I cannot remember a game with more heartbreaking drops than this one. Throw in how rookie wide receiver Zay Flowers fell over himself trying to track a deep ball, as well as how Odell Beckham Jr. got bodied on a red zone fade route that became an interception, and you have one unit that single-handedly lost the Ravens a game they should have won five times over.
Glenn Clark, PressBox
The Ravens’ loss to the Steelers was as inexcusable and unacceptable as any in the Harbaugh era if not the history of the franchise. They were clearly better than their opponent and had a golden opportunity to start seizing control of the division. At one point in the first half, it looked like they might actually have the opportunity to attain an all-too-rare skull-dragging of their rivals.
This was the type of loss that makes you ask questions about unmeasurable factors like “heart.” And yeah, it makes you question other factors like leadership, too. Harbaugh didn’t necessarily cost the Ravens the win with any single decision. Yet for many reasons, it is reasonable to question his role in all of this.

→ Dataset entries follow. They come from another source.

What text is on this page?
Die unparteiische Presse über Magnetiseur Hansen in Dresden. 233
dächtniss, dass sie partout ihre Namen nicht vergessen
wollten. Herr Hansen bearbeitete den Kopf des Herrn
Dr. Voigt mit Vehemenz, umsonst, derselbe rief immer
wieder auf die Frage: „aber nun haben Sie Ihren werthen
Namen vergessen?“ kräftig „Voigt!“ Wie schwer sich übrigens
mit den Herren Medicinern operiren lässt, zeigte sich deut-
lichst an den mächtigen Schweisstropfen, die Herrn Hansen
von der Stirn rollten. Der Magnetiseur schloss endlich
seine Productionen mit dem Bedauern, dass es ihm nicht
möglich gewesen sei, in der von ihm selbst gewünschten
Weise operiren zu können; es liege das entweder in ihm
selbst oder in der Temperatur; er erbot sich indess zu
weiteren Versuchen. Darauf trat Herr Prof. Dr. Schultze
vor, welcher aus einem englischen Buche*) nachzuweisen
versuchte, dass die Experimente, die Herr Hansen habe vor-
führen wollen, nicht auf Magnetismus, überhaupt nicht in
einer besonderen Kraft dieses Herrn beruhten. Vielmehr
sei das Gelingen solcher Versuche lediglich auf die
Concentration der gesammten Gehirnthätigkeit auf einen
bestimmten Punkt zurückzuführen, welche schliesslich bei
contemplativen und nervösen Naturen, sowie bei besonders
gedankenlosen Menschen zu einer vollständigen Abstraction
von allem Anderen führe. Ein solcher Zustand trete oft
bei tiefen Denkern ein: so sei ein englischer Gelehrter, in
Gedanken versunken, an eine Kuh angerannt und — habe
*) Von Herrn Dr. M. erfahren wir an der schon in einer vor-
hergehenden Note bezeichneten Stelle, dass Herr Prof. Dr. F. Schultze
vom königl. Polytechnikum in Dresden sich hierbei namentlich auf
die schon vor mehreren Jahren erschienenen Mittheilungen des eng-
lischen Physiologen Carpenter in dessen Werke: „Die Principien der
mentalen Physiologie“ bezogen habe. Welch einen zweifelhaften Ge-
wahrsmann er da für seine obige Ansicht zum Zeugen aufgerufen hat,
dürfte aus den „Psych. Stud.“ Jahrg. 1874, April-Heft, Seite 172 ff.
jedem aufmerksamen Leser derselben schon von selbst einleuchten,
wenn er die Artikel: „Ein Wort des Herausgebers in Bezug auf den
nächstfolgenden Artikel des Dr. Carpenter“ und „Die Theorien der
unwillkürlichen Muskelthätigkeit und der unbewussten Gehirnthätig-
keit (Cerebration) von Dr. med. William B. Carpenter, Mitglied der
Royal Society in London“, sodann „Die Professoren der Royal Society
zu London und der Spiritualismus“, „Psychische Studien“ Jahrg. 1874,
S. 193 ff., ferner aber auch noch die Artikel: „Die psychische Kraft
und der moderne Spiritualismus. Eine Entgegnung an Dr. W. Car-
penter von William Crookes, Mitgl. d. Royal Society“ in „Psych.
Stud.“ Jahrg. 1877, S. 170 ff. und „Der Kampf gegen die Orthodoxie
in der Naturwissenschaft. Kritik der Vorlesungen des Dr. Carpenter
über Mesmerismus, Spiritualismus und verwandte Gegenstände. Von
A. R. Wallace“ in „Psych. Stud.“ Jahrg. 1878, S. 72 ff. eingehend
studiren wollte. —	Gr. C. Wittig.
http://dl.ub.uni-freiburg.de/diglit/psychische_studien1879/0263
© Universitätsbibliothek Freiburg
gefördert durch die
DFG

They handled adversity roughly as well as Mario Cristobal handles success. When Patrick Queen said “same old scenario every time, I’m pretty sick of it” postgame, this has to be what he meant. In recent seasons, when things have gotten away from the Ravens, they’ve tended to really get away from the Ravens. They handled adversity poorly against the Colts in Week 3 … and we’d probably not like to talk about the multiple double-digit leads they surrendered a year ago. When things start going wrong, nothing seems to stop things from going wrong.
Perhaps there’s a bigger problem with leadership among the players on the field, too. But this is a coaching issue at the end of the day. There has to be a better feel for these moments and how to reverse them. There’s no way around it.
Jamison Hensley, ESPN
The Ravens headed overseas Monday morning, which marks the earliest a team has traveled for an international game this year. The Atlanta Falcons, Jacksonville Jaguars and Buffalo Bills all left on Thursday for their London games this season.
Baltimore decided to fly out six days before its game against the Tennessee Titans because of a forgettable experience in 2017. In the Ravens’ only international game in franchise history, the team flew out on Thursday night and got routed by the Jaguars 44-7. The 37-point loss is the second-largest margin of defeat in an NFL international game.
“It’s mostly driven by the fact that we didn’t do well, so we did the opposite,” Ravens coach John Harbaugh said when asked about leaving early in the week. “There’s no data — and we looked for it — to say when you should go out there and what’s the ideal thing. I’ll say this kind of in jest, what’s the science on that? As often is the case, they really don’t know. That’s just the way it is.”
The Titans are flying out Thursday after practice.